John Ford racconta una di queste storie in questo classico del genere western, sicuramente un po’ anomalo, ma non per questo meno affascinante. Ci sono anche qui i pistoleri, i ladri di cavalli e i brutti ceffi, gli sceriffi che danno loro la caccia, gli indiani (Navajo) e tutto ciò che connota il genere. Ma sono assolutamente secondari perché preponderante è, una volta tanto, l’elemento paesaggistico, sia nella sua illustrazione per immagini (peccato per il bianco e nero che non permette di regalare allo spettatore il rosso acceso dei butte e delle mesa dello Utah e dell’Arizona – visto che in parte è girato anche nella Monument Valley – ), sia per l’elemento della conquista del territorio stesso, tanto più complicata in quanto compiuta da un popolo timorato di Dio e rispettoso delle tradizioni e della storia dei nativi.
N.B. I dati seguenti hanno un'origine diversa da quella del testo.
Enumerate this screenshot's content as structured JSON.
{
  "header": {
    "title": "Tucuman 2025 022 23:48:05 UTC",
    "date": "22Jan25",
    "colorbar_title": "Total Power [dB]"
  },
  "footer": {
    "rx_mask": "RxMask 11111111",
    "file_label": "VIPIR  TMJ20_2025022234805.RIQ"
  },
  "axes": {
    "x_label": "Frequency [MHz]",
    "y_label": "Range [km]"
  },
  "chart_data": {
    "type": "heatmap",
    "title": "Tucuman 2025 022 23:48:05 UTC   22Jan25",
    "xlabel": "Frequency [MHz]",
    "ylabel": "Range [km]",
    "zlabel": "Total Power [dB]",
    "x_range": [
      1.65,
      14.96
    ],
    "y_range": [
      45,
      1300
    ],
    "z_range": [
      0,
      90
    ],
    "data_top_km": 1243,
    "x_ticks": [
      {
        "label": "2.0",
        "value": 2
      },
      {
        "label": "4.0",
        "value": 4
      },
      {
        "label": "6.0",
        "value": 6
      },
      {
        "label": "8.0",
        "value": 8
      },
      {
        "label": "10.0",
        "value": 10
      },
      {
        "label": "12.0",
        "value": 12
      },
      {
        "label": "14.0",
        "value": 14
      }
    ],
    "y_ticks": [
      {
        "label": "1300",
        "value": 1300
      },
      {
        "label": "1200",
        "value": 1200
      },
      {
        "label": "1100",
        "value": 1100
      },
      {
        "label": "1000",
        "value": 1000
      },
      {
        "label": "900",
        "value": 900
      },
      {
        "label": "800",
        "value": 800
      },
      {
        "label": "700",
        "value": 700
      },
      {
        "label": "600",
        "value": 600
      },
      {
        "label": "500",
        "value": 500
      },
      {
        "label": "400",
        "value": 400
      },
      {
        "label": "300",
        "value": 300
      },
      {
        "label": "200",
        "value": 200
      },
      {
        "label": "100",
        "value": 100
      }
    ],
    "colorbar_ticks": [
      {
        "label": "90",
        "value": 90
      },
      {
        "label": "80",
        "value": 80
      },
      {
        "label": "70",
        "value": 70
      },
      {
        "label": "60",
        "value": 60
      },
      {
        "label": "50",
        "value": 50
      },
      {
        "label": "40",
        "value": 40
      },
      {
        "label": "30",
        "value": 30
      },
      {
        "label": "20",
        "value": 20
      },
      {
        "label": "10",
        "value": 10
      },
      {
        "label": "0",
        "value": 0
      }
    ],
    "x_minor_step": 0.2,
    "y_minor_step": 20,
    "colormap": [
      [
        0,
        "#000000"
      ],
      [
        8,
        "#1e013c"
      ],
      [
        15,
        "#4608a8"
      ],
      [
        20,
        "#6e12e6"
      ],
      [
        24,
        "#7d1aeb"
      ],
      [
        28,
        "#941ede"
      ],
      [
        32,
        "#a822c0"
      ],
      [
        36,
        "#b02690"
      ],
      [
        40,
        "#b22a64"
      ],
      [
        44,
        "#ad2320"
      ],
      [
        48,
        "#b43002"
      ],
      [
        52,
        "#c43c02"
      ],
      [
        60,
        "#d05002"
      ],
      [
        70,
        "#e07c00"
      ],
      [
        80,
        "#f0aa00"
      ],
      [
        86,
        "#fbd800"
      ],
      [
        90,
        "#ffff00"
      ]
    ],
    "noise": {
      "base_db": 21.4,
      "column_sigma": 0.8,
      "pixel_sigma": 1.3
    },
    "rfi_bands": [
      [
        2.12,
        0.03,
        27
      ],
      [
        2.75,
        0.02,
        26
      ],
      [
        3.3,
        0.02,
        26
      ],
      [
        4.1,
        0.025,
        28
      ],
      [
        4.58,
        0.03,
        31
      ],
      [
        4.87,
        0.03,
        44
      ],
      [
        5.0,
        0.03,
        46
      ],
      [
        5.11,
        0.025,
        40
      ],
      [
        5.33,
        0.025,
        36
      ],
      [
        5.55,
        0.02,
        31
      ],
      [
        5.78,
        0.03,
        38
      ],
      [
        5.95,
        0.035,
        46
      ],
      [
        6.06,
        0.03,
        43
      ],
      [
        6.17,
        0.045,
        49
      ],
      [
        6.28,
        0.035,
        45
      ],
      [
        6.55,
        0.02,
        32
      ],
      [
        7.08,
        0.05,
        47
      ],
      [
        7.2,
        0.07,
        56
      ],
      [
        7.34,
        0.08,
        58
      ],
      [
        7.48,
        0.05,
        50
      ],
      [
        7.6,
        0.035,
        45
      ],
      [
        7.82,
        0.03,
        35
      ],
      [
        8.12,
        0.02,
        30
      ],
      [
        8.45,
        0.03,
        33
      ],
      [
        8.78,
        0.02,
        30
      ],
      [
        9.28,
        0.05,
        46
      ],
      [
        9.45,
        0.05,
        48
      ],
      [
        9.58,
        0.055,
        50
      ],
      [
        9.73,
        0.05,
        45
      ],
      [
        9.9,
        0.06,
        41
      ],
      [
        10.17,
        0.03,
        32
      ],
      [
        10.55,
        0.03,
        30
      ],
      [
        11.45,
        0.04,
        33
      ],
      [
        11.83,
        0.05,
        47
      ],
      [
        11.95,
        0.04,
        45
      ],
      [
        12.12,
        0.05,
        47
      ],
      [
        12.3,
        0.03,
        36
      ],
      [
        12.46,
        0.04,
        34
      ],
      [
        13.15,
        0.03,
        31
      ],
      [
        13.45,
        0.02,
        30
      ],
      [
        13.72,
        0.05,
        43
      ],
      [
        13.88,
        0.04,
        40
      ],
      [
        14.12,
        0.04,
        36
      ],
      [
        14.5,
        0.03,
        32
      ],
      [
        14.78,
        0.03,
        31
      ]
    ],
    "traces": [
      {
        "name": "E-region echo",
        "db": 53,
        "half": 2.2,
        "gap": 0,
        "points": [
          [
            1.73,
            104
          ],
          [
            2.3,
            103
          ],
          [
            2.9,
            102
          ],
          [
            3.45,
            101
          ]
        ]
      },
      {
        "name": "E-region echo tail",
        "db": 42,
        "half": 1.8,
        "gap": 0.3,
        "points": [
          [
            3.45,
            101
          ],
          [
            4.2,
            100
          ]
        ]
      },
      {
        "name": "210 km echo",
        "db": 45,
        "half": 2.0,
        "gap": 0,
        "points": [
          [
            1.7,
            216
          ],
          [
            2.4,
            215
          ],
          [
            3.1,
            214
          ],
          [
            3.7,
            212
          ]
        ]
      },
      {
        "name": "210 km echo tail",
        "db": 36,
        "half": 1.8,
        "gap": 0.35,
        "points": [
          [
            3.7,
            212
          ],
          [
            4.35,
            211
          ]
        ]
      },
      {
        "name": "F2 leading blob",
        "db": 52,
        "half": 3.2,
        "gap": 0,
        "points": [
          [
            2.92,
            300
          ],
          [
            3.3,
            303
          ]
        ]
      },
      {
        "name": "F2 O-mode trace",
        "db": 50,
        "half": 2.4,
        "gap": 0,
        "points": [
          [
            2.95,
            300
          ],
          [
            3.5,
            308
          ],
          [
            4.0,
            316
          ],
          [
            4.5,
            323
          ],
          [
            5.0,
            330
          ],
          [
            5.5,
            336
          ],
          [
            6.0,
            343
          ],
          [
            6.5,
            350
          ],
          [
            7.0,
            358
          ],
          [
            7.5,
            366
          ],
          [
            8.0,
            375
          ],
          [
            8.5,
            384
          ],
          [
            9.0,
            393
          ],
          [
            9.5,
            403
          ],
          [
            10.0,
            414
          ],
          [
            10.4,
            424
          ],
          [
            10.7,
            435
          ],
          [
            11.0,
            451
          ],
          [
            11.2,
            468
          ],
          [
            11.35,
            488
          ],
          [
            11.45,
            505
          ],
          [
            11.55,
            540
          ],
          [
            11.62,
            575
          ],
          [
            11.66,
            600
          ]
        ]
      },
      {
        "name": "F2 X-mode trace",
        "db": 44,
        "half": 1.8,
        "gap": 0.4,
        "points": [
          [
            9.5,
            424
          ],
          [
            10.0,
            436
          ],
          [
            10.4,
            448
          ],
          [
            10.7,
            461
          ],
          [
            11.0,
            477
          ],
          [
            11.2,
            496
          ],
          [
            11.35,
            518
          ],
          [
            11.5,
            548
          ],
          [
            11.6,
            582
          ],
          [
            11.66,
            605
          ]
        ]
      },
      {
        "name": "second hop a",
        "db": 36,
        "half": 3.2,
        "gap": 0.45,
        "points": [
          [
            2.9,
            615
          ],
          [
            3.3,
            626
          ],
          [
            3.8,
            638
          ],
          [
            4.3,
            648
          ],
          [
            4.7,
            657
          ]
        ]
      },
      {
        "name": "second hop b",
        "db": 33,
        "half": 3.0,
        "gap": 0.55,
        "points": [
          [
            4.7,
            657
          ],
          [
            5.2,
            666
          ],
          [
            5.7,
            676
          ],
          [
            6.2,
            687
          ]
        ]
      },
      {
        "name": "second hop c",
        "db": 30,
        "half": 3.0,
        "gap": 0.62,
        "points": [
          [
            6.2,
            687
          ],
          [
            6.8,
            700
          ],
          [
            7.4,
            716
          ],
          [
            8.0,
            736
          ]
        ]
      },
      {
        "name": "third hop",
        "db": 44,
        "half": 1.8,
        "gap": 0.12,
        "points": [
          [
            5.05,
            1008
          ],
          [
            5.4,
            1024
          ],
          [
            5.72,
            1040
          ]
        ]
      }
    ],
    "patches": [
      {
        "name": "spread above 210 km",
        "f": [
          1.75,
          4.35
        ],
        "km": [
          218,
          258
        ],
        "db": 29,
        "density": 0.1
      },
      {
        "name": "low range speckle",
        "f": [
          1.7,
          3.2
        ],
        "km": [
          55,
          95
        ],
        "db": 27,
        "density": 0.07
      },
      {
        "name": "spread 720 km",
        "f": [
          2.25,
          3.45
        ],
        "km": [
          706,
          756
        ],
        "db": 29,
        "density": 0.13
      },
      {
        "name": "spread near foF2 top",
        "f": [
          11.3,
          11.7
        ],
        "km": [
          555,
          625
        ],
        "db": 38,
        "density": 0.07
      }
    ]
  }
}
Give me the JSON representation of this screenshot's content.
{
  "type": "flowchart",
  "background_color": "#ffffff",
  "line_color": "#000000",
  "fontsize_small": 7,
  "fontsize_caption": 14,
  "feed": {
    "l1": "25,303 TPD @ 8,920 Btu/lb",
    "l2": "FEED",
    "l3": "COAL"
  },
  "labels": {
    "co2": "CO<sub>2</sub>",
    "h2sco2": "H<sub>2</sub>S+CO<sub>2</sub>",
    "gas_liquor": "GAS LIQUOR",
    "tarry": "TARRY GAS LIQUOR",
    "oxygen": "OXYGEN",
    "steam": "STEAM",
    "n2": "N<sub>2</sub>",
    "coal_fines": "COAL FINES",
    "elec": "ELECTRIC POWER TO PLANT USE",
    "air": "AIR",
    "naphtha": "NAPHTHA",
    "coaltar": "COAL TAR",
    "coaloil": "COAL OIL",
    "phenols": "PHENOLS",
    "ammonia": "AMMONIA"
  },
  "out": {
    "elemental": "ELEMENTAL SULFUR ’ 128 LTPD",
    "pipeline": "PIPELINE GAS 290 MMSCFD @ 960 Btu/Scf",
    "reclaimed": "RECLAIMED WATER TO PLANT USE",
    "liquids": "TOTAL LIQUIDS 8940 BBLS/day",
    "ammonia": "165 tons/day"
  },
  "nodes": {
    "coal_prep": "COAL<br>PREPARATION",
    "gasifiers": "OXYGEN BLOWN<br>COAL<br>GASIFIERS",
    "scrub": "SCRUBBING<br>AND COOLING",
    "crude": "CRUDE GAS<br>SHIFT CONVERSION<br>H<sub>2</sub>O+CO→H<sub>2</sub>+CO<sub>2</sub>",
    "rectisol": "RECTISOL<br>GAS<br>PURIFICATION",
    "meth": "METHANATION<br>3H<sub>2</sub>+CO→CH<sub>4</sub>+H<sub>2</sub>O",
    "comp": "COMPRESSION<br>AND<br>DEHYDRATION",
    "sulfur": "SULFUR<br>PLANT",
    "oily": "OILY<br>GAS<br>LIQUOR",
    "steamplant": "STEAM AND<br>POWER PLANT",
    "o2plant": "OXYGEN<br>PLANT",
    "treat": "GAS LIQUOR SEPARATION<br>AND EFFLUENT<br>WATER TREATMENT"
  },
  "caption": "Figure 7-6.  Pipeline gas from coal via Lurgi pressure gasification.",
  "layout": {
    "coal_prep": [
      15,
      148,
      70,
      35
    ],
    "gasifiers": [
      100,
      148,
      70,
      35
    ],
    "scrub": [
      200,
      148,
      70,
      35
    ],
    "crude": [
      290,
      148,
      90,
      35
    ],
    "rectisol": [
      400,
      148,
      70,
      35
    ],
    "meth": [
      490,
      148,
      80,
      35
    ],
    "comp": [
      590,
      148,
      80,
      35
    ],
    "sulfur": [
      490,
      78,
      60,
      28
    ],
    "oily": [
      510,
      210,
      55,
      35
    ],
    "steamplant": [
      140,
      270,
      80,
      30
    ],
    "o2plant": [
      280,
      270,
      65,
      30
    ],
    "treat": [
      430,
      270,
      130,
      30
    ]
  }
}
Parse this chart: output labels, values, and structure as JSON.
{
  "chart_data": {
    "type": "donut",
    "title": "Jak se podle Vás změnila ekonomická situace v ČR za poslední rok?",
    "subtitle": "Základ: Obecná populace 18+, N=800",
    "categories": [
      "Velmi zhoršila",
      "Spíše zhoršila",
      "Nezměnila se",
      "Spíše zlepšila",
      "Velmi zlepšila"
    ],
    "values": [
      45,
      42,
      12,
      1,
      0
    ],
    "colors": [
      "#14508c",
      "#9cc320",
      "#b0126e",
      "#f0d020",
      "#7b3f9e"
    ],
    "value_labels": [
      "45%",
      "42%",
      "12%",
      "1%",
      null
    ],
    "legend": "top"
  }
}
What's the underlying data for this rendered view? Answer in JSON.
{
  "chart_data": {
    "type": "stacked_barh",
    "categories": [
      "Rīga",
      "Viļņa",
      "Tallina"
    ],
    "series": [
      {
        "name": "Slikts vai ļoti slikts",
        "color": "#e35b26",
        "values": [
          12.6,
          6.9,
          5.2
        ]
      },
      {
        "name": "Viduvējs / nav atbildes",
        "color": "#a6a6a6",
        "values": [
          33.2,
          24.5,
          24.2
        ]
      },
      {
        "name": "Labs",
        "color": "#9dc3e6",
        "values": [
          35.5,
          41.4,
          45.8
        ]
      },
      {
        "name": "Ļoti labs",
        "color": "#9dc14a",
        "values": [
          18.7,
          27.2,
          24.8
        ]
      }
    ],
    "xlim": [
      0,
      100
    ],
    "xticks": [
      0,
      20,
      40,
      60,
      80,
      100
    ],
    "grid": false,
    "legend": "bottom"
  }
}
Non una conquista nell’accezione speculativa del termine, bensì intesa come raggiungimento della terra tanto agognata, da trasformare nella propria terra.
Il film, nonostante sia di una semplicità estrema, non per questo è meno affascinante, ed anzi la sua linearità si dimostra invero rassicurante. Del resto John Ford è una garanzia e questa pellicola è assolutamente immancabile, per gli appassionati del genere e non solo. Un film girato a budget ridotto e, pertanto, con attori di secondo piano, ma che è stato inserito dal regista tra i tre film che meglio hanno espresso la sua idea di cinema.